Clotiapine for acute psychotic illnesses

Clotiapine is an antipsychotic drug and is currently used in the management of acute psychotic symptoms in Argentina, Belgium, Israel, Italy, Luxemburg, South Africa, Spain, Switzerland and Taiwan. This review highlights limited evidence for the effects of clotiapine compared with other drugs also used in this emergency situation.

Authors' conclusions: 

We found no evidence to support the use of clotiapine in preference to other 'standard' or 'non-standard' treatments for management of people with acute psychotic illness. All trials in this review have important methodological problems. We do not wish to discourage clinicians from using clotiapine in the psychiatric emergency, but well-designed, conducted and reported trials are needed to properly determine the efficacy of this drug.

[Note: the three citations in the awaiting classification section of the review may alter the conclusions of the review once assessed.]

Read the full abstract...

Acute psychotic illnesses, especially when associated with agitated or violent behaviour, require urgent pharmacological tranquillisation or sedation. Clotiapine, a dibenzothiazepine neuroleptic, is being used for this purpose in several countries.

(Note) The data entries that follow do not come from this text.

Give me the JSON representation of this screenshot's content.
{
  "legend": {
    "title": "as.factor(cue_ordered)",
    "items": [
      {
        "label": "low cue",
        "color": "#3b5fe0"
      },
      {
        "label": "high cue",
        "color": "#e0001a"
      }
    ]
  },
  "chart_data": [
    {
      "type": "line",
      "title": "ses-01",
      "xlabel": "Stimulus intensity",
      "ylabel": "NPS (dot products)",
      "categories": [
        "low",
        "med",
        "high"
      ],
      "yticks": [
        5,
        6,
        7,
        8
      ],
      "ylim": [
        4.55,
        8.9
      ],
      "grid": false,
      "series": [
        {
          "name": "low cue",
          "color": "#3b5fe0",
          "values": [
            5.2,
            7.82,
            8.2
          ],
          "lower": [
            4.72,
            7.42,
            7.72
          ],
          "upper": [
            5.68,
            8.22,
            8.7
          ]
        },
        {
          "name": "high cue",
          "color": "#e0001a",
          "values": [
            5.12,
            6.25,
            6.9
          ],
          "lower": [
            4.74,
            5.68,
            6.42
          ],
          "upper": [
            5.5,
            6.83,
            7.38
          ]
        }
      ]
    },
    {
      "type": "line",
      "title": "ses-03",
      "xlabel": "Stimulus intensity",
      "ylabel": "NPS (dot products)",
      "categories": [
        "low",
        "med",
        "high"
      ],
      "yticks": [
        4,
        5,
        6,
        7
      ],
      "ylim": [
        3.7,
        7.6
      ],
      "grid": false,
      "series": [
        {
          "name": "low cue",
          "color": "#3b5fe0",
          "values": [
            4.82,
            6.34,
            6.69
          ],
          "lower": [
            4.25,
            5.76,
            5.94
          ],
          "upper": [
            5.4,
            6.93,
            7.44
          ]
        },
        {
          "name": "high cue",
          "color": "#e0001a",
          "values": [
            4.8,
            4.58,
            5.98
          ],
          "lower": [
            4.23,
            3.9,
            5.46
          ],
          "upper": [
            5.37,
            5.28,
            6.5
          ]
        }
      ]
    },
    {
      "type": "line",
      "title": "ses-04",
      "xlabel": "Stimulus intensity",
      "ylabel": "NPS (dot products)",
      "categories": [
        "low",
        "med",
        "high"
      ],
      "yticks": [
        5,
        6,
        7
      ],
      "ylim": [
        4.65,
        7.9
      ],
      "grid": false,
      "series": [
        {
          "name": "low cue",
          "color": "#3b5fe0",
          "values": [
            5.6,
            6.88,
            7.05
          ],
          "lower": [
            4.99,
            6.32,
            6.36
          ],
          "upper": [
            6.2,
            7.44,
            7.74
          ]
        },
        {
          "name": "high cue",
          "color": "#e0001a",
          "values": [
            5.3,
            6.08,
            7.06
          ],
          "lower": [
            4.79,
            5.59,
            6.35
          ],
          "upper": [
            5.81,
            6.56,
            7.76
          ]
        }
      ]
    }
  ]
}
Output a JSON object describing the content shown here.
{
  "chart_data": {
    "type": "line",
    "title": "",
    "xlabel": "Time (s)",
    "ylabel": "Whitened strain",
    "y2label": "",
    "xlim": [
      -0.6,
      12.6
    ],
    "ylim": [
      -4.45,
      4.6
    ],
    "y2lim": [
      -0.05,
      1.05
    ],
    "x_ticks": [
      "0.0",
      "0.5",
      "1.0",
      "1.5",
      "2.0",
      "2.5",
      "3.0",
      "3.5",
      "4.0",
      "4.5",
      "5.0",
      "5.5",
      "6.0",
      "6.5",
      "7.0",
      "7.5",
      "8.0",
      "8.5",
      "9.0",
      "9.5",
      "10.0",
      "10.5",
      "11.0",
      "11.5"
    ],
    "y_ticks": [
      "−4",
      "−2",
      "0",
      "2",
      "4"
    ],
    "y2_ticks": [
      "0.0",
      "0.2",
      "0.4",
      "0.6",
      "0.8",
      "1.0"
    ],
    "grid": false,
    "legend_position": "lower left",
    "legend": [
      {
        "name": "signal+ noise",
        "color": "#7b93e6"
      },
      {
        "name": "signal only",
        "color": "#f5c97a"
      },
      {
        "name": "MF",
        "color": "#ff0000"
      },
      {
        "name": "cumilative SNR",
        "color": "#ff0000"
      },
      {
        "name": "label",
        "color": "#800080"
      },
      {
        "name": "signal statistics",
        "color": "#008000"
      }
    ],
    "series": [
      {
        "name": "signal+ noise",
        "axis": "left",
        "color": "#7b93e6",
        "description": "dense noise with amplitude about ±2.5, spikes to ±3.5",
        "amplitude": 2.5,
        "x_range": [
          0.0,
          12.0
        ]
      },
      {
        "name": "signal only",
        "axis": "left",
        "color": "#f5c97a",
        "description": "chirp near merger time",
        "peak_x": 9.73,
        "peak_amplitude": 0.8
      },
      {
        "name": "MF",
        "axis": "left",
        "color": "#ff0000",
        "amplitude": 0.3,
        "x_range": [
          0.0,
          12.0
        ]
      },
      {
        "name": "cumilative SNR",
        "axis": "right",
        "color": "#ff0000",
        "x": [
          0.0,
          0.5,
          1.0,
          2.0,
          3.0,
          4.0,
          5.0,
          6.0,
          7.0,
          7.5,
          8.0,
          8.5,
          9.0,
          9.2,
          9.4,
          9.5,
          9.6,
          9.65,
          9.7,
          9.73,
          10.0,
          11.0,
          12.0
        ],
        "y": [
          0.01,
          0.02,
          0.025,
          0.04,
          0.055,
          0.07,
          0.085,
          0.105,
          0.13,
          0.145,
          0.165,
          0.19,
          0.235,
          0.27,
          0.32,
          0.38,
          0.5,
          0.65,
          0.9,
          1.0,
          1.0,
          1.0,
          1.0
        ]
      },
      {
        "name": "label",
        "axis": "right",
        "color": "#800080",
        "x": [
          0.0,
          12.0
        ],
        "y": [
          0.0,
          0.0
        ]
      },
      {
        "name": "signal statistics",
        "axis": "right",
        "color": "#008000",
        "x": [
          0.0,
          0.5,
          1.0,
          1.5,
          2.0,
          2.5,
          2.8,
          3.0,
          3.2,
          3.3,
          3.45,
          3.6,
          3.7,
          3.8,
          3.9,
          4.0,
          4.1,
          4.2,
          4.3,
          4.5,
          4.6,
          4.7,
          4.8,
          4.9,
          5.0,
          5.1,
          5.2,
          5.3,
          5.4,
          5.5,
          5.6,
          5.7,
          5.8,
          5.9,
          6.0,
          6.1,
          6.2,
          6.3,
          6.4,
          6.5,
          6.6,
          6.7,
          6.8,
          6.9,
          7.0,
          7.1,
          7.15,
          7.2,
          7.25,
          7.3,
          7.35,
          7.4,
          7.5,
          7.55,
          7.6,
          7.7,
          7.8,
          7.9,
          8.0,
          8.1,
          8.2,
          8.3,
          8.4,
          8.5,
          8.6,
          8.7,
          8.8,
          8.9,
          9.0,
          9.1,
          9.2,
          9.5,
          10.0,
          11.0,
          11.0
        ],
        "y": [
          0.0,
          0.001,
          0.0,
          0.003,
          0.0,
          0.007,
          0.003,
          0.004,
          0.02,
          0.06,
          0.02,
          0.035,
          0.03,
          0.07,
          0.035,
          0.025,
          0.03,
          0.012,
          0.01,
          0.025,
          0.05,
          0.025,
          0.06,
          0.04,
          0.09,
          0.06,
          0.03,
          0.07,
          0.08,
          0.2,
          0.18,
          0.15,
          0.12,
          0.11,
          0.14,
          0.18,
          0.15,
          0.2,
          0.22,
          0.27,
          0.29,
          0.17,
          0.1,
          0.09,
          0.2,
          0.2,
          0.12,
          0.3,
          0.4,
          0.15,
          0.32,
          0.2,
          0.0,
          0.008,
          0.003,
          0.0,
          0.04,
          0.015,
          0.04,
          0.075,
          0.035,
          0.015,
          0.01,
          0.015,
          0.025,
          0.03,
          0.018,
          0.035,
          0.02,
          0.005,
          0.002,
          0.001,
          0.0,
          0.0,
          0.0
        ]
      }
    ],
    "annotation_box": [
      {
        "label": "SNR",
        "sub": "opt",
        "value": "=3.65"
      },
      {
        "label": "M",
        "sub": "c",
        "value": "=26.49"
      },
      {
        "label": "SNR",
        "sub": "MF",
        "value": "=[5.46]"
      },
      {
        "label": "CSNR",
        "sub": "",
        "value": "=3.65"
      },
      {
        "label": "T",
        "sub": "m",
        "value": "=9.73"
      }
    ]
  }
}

To estimate the effects of clotiapine when compared to other 'standard' or 'non-standard' treatments for acute psychotic illnesses in controlling disturbed behaviour and reducing psychotic symptoms.

Search strategy: 

We searched the Cochrane Schizophrenia Group Register (April 2004).

We updated this search in July 2012 and added the results to the awaiting classification section of the review.

Selection criteria: 

The review included randomised clinical trials comparing clotiapine with any other treatment for people with acute psychotic illnesses.

Data collection and analysis: 

Relevant studies were selected for inclusion, their quality was assessed and data extracted. Data were excluded where more than 50% of participants in any group were lost to follow up. For binary outcomes we calculated a standard estimation of the risk ratio (RR) and its 95% confidence interval (CI). For continuous outcomes, endpoint data were preferred to change data. Non-skewed data from valid scales were summated using a weighted mean difference (WMD).

Main results: 

We identified five relevant trials. None compared clotiapine with placebo, but control drugs were either antipsychotics (chlorpromazine, perphenazine, trifluoperazine and zuclopenthixol acetate) or benzodiazepines (lorazepam).Versus the antipsychotics, the results for 'no important global improvement' did not suggest clotiapine to be superior, or inferior, to chlorpromazine, perphenazine, or trifluoperazine (n = 83, 3 RCTs, RR 0.82 CI 0.22 to 3.05, I-squared 58%). Use of clotiapine when compared with chlorpromazine did change the proportion of people ready for hospital discharge by the end of the study (n = 49, 1 RCT, RR 1.04 95%CI 0.96 to 2.12). Overall, attrition rates were low. No significant difference was found for those allocated to clotiapine compared with people randomised to other antipsychotics (n = 121, RR 2.26 95%CI 0.40 to 13). Weak data suggests that clotiapine may result in less need for antiparkinsonian treatment compared with zuclopenthixol acetate (n = 38, RR 0.43 95%CI 0.02 to 0.98). Compared with lorazepam, clotiapine, when used to control aggressive/violent outbursts for people already treated with haloperidol, did not significantly improve mental state (WMD -3.36 95%CI -8.09 to 1.37). We could not pool much data due to skew or inadequate presentation of results. Economic outcomes and satisfaction with care were not addressed.